The aim of this paper is to present the clinical, cytogenetic and histopathological findings in adult patients who consulted the Gynecological Endocrinology Unit of the University Hospital of Caracas with Disorders of sexual development. Four clinical cases reported: Two with Disorder of sexual development 46, XY due defect in androgen action previously called partial androgen insensitivity, one patient with disorders of sexual development 46, XX and another with disorder of sexual development 46, XY ovotesticular without gonadoblastoma by Frasier syndrome.
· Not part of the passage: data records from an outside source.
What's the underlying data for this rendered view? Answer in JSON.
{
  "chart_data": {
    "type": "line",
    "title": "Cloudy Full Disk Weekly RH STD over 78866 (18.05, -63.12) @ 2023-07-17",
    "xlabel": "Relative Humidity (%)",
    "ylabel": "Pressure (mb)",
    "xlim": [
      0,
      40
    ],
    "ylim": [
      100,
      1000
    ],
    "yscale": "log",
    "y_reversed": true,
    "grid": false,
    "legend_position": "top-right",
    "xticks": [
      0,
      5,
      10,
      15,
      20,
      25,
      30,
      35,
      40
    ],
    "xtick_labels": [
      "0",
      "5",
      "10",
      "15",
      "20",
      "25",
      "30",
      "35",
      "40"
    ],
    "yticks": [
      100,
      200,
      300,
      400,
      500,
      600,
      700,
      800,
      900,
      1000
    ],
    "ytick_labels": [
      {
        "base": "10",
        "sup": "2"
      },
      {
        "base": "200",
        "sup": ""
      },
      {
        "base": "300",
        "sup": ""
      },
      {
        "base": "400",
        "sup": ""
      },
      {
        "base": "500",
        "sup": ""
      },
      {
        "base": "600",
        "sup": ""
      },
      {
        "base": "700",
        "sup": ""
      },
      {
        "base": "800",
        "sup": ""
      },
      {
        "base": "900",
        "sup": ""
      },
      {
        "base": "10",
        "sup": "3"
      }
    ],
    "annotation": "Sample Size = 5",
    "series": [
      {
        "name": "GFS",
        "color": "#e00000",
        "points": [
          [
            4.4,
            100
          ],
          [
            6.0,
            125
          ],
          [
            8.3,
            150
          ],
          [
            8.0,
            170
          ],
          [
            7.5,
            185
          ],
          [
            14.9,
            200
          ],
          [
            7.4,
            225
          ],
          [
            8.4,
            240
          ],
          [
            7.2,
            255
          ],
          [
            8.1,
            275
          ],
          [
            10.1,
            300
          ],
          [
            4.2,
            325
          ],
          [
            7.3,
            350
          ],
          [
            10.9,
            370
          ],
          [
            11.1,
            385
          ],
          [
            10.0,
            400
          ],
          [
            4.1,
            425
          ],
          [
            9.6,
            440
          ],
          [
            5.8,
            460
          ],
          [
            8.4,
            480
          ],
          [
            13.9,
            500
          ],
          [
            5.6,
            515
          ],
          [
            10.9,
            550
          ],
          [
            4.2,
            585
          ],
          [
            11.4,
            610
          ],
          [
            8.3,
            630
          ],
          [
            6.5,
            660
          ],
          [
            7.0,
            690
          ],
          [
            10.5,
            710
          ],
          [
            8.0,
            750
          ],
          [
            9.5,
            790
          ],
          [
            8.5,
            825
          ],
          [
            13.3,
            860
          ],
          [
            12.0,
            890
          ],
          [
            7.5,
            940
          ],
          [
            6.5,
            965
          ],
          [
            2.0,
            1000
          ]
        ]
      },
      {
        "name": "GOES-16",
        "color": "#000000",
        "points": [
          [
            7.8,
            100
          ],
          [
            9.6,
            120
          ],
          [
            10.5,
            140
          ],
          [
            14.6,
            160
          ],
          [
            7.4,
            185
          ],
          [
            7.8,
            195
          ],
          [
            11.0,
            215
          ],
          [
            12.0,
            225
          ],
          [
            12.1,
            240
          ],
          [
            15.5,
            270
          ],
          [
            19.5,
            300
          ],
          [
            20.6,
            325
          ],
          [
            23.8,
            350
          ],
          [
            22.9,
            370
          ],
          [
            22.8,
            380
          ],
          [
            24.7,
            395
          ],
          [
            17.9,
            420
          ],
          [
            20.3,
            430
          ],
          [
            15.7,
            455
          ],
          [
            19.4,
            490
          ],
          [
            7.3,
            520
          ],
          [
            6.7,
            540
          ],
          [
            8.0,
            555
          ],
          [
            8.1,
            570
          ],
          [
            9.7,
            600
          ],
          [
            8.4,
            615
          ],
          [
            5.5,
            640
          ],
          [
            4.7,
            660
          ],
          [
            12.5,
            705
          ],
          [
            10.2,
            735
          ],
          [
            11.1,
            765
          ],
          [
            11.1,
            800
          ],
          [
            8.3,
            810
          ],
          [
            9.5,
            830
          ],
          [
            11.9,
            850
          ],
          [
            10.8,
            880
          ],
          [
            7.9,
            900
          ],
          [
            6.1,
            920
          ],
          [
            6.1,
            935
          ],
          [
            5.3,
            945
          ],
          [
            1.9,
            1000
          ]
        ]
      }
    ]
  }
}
It is important an early diagnosis and treatment to define the sex for the individuals future. Conclusion: Despite the progress made over the last 20 years, some cases are still without etiologic diagnosis, either through lack of molecular study or yet unknown genes. Its diagnostic and therapeutic approach is complex, requiring a team of gynecologists, endocrinologists, psychiatrists, urologists, plastic surgeons.